Bizkaisense is an effort on the publication of enviromental Open Data from Basque Country as Linked Open Data. In this project we scrap, store, semantize and visualize air and drinking water quality measures.
At this moment the scripts scrap information from more than 70 air quality stations, more than 800 water sources and generate more than 9,000,000 observations.
This repository includes the scripts, the Django website in which we visualize the data, and the D2R script that makes the conversion from SQL to RDF.
In the first steps of the project we built some scripts that generate directly RDF data. These data was stored in a RDF store, and the Django website was entirely based on SPARQL queries over that RDF store. The performance of the website wasn't acceptable, as the response time of the RDF store to complex SPARQL queries was too high, due to the high volume of stored data. So we decided to modify the project and build it on top of a traditional SQL database. The RDF data is now generated with D2R (http://d2rq.org/d2r-server), and the mapping file is included on the repository. In a last update of the project we have improved the performance of the data generation scripts using Hadoop. We have developed some Pig scripts that make the same work as those in Python, but based on distributed computing, decreasing notably the data generation time.
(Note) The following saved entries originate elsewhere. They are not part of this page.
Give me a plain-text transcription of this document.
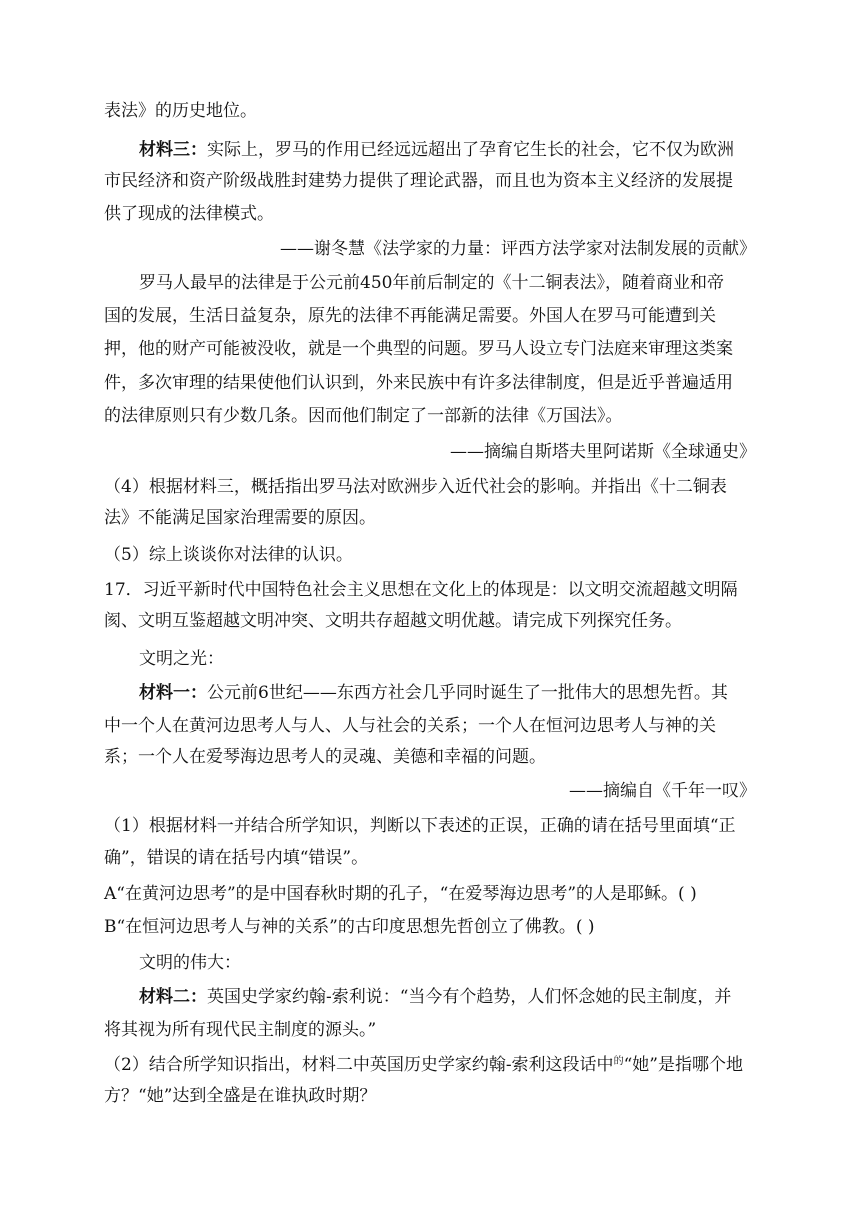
表法》的历史地位。
材料三：实际上，罗马的作用已经远远超出了孕育它生长的社会，它不仅为欧洲
市民经济和资产阶级战胜封建势力提供了理论武器，而且也为资本主义经济的发展提
供了现成的法律模式。
——谢冬慧《法学家的力量：评西方法学家对法制发展的贡献》
罗马人最早的法律是于公元前450年前后制定的《十二铜表法》，随着商业和帝
国的发展，生活日益复杂，原先的法律不再能满足需要。外国人在罗马可能遭到关
押，他的财产可能被没收，就是一个典型的问题。罗马人设立专门法庭来审理这类案
件，多次审理的结果使他们认识到，外来民族中有许多法律制度，但是近乎普遍适用
的法律原则只有少数几条。因而他们制定了一部新的法律《万国法》。
——摘编自斯塔夫里阿诺斯《全球通史》
（4）根据材料三，概括指出罗马法对欧洲步入近代社会的影响。并指出《十二铜表
法》不能满足国家治理需要的原因。
（5）综上谈谈你对法律的认识。
17．习近平新时代中国特色社会主义思想在文化上的体现是：以文明交流超越文明隔
阂、文明互鉴超越文明冲突、文明共存超越文明优越。请完成下列探究任务。
文明之光：
材料一：公元前6世纪——东西方社会几乎同时诞生了一批伟大的思想先哲。其
中一个人在黄河边思考人与人、人与社会的关系；一个人在恒河边思考人与神的关
系；一个人在爱琴海边思考人的灵魂、美德和幸福的问题。
——摘编自《千年一叹》
（1）根据材料一并结合所学知识，判断以下表述的正误，正确的请在括号里面填“正
确”，错误的请在括号内填“错误”。
A“在黄河边思考”的是中国春秋时期的孔子，“在爱琴海边思考”的人是耶稣。( )
B“在恒河边思考人与神的关系”的古印度思想先哲创立了佛教。( )
文明的伟大：
材料二：英国史学家约翰-索利说：“当今有个趋势，人们怀念她的民主制度，并
将其视为所有现代民主制度的源头。”
（2）结合所学知识指出，材料二中英国历史学家约翰-索利这段话中$^的$“她”是指哪个地
方？“她”达到全盛是在谁执政时期？
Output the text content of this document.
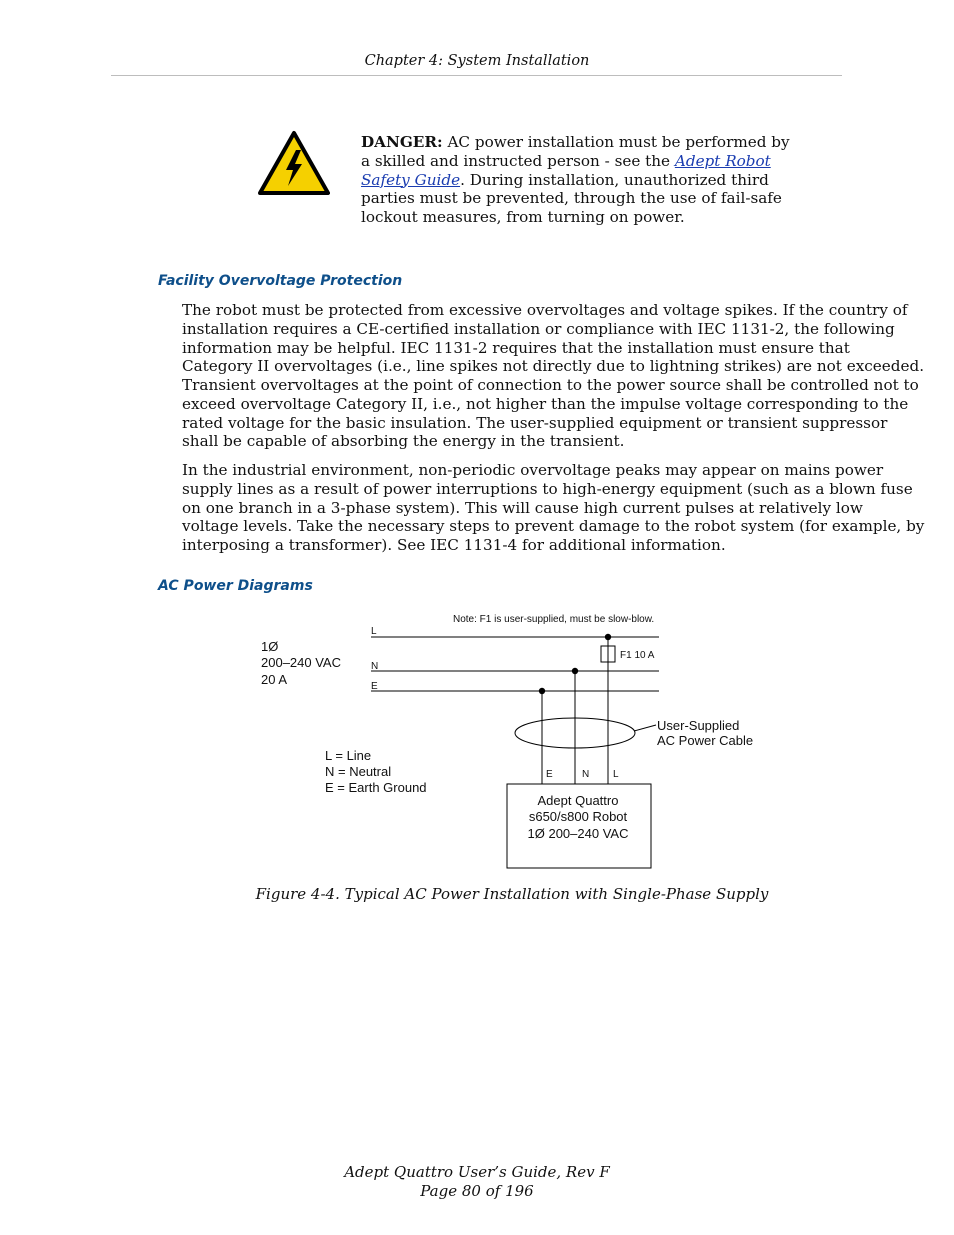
Chapter 4: System Installation
DANGER: AC power installation must be performed by
a skilled and instructed person - see the Adept Robot
Safety Guide. During installation, unauthorized third
parties must be prevented, through the use of fail-safe
lockout measures, from turning on power.
Facility Overvoltage Protection

The robot must be protected from excessive overvoltages and voltage spikes. If the country of

installation requires a CE-certified installation or compliance with IEC 1131-2, the following

information may be helpful. IEC 1131-2 requires that the installation must ensure that

Category II overvoltages (i.e., line spikes not directly due to lightning strikes) are not exceeded.

Transient overvoltages at the point of connection to the power source shall be controlled not to

exceed overvoltage Category II, i.e., not higher than the impulse voltage corresponding to the

rated voltage for the basic insulation. The user-supplied equipment or transient suppressor

shall be capable of absorbing the energy in the transient.

In the industrial environment, non-periodic overvoltage peaks may appear on mains power

supply lines as a result of power interruptions to high-energy equipment (such as a blown fuse

on one branch in a 3-phase system). This will cause high current pulses at relatively low

voltage levels. Take the necessary steps to prevent damage to the robot system (for example, by

interposing a transformer). See IEC 1131-4 for additional information.

AC Power Diagrams
1Ø
200–240 VAC
20 A
Note: F1 is user-supplied, must be slow-blow.
L
N
E
F1 10 A
User-Supplied
AC Power Cable
L = Line
N = Neutral
E = Earth Ground
E	N L
Adept Quattro
s650/s800 Robot
1Ø 200–240 VAC
Figure 4-4. Typical AC Power Installation with Single-Phase Supply
Adept Quattro User’s Guide, Rev F
Page 80 of 196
Data included in this repository:
Scripts that get air and drinking water quality measures of Basque Country from Open Data Euskadi (ODE):
- The folder sql_generators/pig contains the Pig script that gets measures from ODE using Hadoop, and stores them in a SQL database.
- The folder sql_generators contains the Python scripts that get measures from ODE and store them in a SQL database.
- The folder rdf_generators contains the Python scripts that get measures from ODE and create RDF triples based on SSN ontology.
Django websites:
- The folder bizkaisense_sql contains the SQL-based website.
- The folder bizkaisense_sparql contains the SPARQL-based website (low performance with high volume of data).
D2R mapping:
- The "bizkaisense_sql/bizkaisense.ttl" file contains the mapping used for the conversion from SQL to RDF.
Slides:
- The slides folder contains a presentation explaining the details of the project (spanish).